Project

General

Profile

HISTORY

Date Event
2009-04-30 cp1 deployed
2009-08-21 cpn deployed
2009-08-25 d0ora2 retired
2009-09-22 D0 project disks being isolated
2009-09-24 D0 project disks isolated
2009-11-19 minos files cut over to new disks
2009-11-22 minos files completely up to date on new disks

In April of 2009, Minos needed to regulate Bluearc data movement,
due to /grid/data overloads associated with Minos jobs.

None of the usual tools seem appropriate ( fcp, srmcp, SAM, ... )

The simplest route was to use the intrinsic lock management
of the Bluearc NFS server.

The initial cp1 script invoked a lock1 script,
which wrote to a single lock file /minos/data2/LOCK1

This limited us to one action at a time, was very robust,
and provided stable if suboptimal operation April 30 through Aug 21 2009.

The primary cause of the overloads turned out to be Oracle RMAN backups
running from node d0ora2 with a misconfigured Fiber Channel interface.
d0ora2 was shut down Aug 25, 2009, removing that problem.

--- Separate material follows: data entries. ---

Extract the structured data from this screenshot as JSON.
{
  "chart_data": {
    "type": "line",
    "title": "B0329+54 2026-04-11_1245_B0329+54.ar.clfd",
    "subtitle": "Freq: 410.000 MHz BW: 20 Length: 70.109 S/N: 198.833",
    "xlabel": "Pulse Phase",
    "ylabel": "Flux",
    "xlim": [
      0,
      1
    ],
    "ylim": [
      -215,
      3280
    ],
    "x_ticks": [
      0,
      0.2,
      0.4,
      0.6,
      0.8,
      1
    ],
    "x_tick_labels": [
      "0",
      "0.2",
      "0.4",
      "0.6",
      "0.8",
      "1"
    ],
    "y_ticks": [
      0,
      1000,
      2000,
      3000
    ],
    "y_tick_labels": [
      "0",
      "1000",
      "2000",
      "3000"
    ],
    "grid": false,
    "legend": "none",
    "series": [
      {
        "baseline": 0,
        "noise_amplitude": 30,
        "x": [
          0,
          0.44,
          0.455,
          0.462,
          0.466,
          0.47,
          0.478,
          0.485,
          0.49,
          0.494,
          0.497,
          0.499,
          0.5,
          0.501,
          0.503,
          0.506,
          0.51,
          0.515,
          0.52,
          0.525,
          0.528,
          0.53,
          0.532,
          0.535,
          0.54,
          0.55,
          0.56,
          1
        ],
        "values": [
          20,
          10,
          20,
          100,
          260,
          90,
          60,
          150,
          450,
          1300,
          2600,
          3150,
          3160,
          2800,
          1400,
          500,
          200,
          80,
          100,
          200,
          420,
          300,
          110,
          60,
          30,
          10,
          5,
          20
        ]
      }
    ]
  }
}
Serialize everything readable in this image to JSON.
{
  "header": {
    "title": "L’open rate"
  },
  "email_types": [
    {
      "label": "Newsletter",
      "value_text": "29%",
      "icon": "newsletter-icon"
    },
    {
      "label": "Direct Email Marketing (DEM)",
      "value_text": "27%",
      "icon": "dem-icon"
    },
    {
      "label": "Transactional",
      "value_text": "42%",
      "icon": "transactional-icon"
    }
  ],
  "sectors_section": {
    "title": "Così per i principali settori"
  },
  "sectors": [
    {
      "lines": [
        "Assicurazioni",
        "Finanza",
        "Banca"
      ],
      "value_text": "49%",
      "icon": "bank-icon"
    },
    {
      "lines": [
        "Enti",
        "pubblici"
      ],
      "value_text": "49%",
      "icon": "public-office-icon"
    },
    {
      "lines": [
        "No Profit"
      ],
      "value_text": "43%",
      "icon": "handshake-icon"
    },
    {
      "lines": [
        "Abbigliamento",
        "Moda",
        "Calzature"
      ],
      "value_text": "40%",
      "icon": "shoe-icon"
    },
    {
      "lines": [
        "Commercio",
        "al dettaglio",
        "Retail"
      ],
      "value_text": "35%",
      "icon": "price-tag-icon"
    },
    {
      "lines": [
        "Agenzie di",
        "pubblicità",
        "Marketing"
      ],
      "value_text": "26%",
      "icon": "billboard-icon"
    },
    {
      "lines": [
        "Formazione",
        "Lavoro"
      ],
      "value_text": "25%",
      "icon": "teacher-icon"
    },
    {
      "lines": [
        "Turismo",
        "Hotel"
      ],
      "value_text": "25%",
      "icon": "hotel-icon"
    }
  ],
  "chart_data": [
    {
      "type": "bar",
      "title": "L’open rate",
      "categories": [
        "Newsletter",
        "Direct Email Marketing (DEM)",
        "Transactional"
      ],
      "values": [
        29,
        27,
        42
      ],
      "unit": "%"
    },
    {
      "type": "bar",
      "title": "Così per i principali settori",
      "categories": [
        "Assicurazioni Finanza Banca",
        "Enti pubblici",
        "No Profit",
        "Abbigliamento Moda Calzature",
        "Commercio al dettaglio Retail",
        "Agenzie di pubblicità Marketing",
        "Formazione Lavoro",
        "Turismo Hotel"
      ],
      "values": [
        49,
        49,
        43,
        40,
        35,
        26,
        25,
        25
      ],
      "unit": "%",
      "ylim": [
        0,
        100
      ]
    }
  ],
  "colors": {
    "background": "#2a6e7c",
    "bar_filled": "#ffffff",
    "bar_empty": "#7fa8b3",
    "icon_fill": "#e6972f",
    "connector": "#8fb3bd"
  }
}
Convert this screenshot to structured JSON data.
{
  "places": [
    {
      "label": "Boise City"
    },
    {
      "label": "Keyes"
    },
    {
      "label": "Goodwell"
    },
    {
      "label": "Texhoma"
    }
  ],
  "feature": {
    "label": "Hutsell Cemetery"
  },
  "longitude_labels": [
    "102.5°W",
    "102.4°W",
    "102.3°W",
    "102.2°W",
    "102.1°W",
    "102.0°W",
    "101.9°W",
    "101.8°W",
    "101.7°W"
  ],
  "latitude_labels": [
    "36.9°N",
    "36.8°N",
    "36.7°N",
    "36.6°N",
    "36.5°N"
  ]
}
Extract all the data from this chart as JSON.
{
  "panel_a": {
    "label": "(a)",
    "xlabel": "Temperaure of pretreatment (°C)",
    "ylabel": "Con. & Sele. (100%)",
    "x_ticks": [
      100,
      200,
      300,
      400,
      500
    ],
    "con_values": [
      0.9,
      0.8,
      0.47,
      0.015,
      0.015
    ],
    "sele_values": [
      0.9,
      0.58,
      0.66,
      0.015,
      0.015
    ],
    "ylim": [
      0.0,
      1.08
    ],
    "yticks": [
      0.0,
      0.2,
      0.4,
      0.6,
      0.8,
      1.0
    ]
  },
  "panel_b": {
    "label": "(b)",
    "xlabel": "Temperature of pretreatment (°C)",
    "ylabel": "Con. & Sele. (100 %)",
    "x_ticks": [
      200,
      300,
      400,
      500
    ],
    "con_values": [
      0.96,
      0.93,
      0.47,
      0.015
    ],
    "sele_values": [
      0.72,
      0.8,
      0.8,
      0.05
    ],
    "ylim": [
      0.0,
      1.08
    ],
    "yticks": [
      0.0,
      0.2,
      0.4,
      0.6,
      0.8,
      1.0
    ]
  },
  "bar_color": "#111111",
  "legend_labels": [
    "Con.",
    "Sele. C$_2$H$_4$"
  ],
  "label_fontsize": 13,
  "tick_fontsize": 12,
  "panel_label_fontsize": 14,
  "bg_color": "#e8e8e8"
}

A secondary cause was unregulated access to the D0 project areas.

But regulating Bluearc access was still a good idea.

In Aug 2009 cp1 was migrated to cpn, allowing more activity and better control.

Locks are taken by touching files in a LOCKS directory.

By default, this is under /grid/data/${GROUP}/LOCK, where GROUP is the gid.

The 'limit' file sets the upper limit on locks.

When there are too many locks,
clients put themselves in a queue by touching a file in QUEUE.

Queued clients poll longer than 'wait' seconds,
with an interval calculated to result in a global 'rate' polling rate.

Queued clients also post a udp read.

Unlocking clients send a udp message to the process at the head of the queue.

Unlocking clients move their history information under LOG.

Locks older than 'stale' minutes are ignored.

Queue entries older than 'staleq' minutes are ignored.

'lock clean' appends LOG entries to monthly files under LOGS,
and similarly moves stale locks and queues to STALE/LOCKS and STALE/QUEUE.